Hi,
I am new to Stan and recently tried to make a model in which I tried to fit both the mean and standard deviation for let’s say a linear relationship with y = 2x+5. For each x, I have a mean(y) and a sd(y) in my dataset (but not the original measurements!). My idea was to fit a model by doing a simulation step in “model” which might look like this:

real y_pred[5000];
for (j in 1:5000) {
y_pred[j] = normal_rng(ymean,sigma);
}

Then, my mean(y) would be represented by mean(y_pred) and my sd(y) by sd(y_pred)… However, the random number generators can’t be used in the model block. Is there a way to do this?

what are the unknowns here? what is the data. you need to give us more details.

suppose you have x measured multiple times, and y measured multiple times for each x, but you only have access to mean(y) and sd(y) for each x… the 2 and 5 are unknown, call them a,b

y[i] ~ normal(a*x[i]+b,sdy[i])

if you’re doing something else, then really we need more info.

Sorry for the insufficient information. The problem is slightly more complex, I am actually thinking about data that is modeled via differential equations and parameters that are linked to y in a non-trivial way. Therefore, I would like to implement a Monte Carlo integration step which generates y_pred based on a number of combined random variables. Let’s say it’s a system of linear differential equations with 6 parameters and data (y) is the mean and variance of the area under the first moment curve with respect to two differential equations. No closed-form solution exists and I would therefore use Monte Carlo integration to find the expected value/variance. Is this clearer?

In the end, the question is whether a Monte Carlo integration step can be modeled in the model block, whereas the resulting quantity can be treated as deterministic.

Presumably your problem is that your model looks something like

y ~ some_distribution(E[f(theta)], phi);

or even worse

y ~ some_distribution(f(theta), phi);
y_ave = mean(y);
// only y_ave is stored

The former, where your likelihood explicitly depends on an expectation, cannot be implemented directly in Stan unless you can calculate the integral. If the integral is one-dimensional then you can use the integrate_ode function to compute the integral, or you can wait for a future version of Stan will which have a a tanh-sinh quadrature function. Alternatively you can try to Monte Carlo it as you suggest but it will be extremely slow and it is unlikely that you will get a sufficiently accurate answer (and the gradient will be even worse).

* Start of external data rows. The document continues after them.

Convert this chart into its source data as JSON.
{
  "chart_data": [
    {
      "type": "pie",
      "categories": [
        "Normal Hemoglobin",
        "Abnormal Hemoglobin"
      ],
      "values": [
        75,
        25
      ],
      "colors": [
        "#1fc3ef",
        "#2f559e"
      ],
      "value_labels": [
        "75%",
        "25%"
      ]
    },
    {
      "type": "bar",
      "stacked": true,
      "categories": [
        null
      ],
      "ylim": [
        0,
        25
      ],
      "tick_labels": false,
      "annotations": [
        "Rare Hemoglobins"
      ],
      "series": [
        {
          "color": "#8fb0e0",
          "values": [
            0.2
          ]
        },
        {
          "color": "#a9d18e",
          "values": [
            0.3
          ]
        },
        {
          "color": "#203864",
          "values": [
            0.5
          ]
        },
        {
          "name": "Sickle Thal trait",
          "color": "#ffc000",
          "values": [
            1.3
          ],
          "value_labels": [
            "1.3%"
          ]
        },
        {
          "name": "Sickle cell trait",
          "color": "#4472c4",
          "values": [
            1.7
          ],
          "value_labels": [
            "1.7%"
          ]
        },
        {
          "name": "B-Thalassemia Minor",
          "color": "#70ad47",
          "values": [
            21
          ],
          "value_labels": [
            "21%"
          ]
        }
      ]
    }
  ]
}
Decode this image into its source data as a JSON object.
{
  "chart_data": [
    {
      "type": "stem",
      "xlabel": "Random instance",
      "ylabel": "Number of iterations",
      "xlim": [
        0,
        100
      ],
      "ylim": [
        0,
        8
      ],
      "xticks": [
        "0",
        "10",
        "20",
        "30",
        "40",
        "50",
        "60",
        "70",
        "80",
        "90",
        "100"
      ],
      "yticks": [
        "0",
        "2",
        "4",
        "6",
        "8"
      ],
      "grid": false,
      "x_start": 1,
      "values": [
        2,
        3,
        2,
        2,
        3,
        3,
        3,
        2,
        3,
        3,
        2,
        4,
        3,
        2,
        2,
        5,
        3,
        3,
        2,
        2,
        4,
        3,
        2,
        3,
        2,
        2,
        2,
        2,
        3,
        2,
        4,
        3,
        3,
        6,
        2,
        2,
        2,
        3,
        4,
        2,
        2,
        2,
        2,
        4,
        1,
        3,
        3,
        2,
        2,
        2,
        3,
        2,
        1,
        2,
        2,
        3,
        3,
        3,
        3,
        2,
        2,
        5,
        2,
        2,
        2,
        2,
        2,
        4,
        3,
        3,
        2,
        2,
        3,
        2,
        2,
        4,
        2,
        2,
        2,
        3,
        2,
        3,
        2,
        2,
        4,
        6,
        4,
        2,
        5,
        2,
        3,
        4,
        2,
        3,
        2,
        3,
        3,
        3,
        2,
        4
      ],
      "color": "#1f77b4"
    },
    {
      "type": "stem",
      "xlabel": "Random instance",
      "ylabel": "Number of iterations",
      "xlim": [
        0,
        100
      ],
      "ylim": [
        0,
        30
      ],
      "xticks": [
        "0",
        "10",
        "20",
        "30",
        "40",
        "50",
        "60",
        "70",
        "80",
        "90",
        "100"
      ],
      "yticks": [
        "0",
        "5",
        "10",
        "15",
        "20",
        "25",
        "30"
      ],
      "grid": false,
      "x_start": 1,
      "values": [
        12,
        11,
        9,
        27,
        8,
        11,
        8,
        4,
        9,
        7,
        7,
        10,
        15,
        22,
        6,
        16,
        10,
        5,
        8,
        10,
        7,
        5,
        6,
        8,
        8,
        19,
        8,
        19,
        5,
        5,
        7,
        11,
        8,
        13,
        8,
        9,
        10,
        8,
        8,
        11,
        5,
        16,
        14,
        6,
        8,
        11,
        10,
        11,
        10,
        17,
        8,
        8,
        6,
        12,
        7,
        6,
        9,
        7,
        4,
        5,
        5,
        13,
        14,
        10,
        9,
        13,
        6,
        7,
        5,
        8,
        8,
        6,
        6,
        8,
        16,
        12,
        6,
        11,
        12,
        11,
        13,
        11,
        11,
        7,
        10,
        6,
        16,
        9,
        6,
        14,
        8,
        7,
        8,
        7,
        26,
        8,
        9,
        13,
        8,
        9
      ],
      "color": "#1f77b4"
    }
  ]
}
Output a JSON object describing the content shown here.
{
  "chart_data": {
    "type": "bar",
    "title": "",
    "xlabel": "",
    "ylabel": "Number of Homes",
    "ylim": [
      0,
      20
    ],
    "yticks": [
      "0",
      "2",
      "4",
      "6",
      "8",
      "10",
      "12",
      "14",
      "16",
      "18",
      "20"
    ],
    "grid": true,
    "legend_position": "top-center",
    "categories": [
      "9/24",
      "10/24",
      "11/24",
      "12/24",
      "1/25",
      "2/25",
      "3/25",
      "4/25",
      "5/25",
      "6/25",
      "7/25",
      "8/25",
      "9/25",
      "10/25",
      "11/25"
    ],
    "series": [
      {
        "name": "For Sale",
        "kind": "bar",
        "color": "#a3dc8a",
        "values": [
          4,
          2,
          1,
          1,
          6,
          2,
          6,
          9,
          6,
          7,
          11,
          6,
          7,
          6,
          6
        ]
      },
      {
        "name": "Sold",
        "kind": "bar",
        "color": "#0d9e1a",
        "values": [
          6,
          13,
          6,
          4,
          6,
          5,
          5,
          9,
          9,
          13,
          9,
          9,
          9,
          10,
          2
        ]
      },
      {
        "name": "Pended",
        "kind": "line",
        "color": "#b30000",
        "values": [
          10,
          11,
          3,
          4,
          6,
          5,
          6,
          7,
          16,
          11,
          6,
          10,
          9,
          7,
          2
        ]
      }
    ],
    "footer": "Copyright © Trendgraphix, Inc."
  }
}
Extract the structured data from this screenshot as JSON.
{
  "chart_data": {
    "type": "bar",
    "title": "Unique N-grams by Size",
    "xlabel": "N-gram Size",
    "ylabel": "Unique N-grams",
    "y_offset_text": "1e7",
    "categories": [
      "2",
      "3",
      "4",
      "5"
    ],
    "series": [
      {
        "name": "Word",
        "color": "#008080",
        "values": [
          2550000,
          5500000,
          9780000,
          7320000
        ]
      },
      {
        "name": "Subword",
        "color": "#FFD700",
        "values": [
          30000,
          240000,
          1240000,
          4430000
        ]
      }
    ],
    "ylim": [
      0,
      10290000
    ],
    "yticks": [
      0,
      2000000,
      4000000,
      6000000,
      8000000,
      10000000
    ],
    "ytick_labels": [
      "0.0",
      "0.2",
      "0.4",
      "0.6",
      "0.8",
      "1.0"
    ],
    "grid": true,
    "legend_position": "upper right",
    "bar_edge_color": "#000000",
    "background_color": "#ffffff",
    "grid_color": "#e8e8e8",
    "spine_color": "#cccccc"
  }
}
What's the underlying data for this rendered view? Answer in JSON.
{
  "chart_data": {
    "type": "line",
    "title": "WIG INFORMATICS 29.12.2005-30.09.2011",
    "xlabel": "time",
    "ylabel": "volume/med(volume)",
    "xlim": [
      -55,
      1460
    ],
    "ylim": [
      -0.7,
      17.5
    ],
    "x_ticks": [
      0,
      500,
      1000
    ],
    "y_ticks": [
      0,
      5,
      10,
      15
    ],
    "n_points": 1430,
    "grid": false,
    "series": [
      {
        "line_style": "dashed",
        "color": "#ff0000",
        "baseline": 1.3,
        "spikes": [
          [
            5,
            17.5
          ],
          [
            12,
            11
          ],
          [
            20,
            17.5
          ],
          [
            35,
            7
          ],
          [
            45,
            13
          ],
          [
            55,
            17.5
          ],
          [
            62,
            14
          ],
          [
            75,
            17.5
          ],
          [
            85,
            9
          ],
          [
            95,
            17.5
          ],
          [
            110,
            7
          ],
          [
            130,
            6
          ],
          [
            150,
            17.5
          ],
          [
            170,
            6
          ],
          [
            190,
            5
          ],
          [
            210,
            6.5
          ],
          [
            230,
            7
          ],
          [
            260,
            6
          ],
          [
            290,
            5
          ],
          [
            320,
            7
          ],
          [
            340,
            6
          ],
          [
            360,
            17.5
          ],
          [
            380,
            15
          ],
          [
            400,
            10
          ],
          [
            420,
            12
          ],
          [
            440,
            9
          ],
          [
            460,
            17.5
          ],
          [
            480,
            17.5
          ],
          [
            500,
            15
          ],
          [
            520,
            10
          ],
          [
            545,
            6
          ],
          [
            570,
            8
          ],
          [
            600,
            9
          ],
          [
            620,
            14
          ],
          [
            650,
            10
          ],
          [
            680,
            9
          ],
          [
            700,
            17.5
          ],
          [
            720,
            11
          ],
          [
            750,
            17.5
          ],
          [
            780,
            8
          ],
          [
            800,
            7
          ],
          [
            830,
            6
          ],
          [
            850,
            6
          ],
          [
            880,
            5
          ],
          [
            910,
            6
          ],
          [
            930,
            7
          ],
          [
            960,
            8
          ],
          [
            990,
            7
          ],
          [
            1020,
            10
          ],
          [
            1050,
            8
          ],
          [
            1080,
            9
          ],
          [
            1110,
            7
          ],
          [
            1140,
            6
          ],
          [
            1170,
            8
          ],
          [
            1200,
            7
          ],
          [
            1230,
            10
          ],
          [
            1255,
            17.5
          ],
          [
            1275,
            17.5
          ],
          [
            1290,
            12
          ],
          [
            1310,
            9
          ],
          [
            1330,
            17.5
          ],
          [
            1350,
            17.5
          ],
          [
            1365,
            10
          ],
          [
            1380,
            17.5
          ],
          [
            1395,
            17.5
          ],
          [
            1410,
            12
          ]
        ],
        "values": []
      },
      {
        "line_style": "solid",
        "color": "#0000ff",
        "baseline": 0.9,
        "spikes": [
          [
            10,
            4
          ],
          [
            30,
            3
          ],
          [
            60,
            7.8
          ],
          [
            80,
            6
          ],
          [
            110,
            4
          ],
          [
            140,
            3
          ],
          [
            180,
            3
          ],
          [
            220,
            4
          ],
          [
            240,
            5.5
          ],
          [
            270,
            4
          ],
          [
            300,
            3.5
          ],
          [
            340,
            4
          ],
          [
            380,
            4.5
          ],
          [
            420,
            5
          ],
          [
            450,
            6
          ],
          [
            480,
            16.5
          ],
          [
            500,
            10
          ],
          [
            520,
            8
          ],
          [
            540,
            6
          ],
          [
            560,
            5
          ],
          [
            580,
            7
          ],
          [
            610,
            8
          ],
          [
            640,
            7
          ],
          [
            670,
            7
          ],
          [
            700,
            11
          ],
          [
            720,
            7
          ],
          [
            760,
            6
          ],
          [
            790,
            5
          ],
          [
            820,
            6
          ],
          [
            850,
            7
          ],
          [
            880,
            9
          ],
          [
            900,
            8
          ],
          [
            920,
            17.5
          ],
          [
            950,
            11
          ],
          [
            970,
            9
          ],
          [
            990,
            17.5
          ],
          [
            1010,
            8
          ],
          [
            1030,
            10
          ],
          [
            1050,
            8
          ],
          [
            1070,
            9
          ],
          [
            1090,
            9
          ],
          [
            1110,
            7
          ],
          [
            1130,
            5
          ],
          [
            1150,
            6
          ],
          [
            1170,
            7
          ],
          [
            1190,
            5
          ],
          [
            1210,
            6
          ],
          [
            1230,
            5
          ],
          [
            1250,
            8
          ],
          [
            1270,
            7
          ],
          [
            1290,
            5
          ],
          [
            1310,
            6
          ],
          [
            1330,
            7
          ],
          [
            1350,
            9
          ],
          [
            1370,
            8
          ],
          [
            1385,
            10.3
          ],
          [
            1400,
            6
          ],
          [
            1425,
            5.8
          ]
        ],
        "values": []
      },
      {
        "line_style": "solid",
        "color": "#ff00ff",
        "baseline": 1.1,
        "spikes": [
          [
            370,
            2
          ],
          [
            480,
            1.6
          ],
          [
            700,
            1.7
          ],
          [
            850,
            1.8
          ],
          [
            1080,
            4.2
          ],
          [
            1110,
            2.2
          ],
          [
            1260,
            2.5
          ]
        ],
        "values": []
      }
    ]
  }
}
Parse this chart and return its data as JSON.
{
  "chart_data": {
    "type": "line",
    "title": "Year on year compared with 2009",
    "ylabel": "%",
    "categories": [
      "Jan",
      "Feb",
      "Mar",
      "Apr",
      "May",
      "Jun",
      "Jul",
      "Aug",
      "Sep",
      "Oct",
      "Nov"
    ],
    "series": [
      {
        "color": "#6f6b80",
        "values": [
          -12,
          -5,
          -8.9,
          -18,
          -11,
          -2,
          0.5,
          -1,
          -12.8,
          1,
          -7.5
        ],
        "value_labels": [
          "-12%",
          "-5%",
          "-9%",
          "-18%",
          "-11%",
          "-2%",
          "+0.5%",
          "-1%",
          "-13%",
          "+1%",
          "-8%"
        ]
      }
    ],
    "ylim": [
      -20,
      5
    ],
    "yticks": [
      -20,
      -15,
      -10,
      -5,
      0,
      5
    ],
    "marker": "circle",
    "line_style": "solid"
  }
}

The latter is more tricky because it’s essentially a missing data problem – keeping only a summary statistics loses a huge amount of information. The best approach would be to analytically marginalize over the likelihood to get an exact likelihood for the summary statistic, although this will be hard to do outside of the Gaussian case. Another option is to treat all N data points as new latent parameters and then approximate a likelihood for p(y_summary | y_1, ..., y_N). See the “Measurement Model” section of the manual for some examples.